There were some concerns about using the newer devices to deliver CPAP, since the nasopharyngeal prongs of the older models were easy to use. It was very simple to extubate the patient, place the prongs in his or her nares, and then use the ventilator already at the bedside to provide continuous flow. The newer machine must be brought to the bedside. In addition, there are new techniques to learn for affixing the prongs and hat to the patient properly. Since the team instituted a more aggressive approach and learned to use the new device, it has been very impressed with the results, which included decreased intubation and less reintubation.
When RCPs go to the delivery room, they are conscious of peak inspiratory pressures; they tend to begin treatment with mask CPAP and let the patients predict their outcomes. If the patient is breathing, we do not intubate because of their size or gestational age. MDs tend to wait longer to intubate patients with apnea or high Paco2s. After surfactant has been administered and patients have been stabilized in the delivery room, they are moved without discontinuation of CPAP.

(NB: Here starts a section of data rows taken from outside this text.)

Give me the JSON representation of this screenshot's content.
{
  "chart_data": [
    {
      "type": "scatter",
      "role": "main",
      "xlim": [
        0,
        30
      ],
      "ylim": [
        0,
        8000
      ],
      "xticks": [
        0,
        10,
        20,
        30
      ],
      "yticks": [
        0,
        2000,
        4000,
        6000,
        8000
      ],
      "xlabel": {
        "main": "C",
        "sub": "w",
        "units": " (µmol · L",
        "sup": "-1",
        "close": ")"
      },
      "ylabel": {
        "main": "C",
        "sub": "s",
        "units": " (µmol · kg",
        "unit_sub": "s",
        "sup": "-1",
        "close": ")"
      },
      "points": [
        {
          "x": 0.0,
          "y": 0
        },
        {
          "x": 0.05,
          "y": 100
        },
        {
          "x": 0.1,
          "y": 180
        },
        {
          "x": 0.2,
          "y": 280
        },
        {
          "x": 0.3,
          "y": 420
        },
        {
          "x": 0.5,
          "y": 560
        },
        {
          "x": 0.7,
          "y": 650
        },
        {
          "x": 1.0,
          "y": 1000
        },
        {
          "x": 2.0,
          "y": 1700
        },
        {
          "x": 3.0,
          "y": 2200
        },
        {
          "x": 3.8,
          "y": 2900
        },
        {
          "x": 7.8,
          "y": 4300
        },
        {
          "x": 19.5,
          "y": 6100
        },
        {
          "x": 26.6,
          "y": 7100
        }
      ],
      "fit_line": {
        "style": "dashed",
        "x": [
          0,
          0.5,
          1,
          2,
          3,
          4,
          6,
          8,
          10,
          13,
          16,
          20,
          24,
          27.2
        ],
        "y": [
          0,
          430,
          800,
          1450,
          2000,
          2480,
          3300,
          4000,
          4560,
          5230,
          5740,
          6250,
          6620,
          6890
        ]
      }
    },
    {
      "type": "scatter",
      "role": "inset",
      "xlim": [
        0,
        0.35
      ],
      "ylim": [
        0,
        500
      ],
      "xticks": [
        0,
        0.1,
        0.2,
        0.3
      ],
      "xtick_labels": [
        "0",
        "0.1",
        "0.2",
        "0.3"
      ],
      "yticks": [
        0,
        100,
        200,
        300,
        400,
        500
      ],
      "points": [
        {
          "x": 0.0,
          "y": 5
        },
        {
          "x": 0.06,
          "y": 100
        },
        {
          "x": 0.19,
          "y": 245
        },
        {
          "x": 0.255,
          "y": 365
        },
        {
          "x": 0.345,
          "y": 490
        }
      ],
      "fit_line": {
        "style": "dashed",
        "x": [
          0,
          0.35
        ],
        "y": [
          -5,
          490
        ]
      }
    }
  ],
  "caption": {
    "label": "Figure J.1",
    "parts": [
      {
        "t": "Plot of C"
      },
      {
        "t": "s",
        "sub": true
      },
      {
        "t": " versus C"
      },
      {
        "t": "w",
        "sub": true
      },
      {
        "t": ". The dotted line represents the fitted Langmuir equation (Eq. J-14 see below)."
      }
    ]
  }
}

Pressures of 5 to 7 cm H2O are used, usually with an initial fraction of inspired oxygen (Fio2) of 40%. The patient is weaned from supplemental oxygen aggressively, with the Fio2 set to maintain oxygen-saturation levels of 88% to 92%. The Fio2 typically is reduced to 25% to 30% within the first few hours of treatment and maintained at a lower level.
Lower Intubation Rates
Subjectively, the team seems to be seeing a lower intubation rate and fewer extubation failures. It is very exciting to be able to walk through the NICU and see more CPAP machines and fewer intubated patients. RCPs are busier, however, because there is a lot of work involved in preventing intubation. RCPs were not accustomed to transporting patients who were using CPAP, and they were not in the habit of affixing straps and bonnets. CPAP patients are also checked more often to avoid skin and nasoseptal breakdown.
In the past, some clinicians felt that CPAP was uninteresting and nontechnical, but with newer technology, it has become an innovative modality dominating neonatal nurseries around the world.
Raymond Malloy, RRT, is director of pulmonary care, Thomas Jefferson University Hospital, Philadelphia.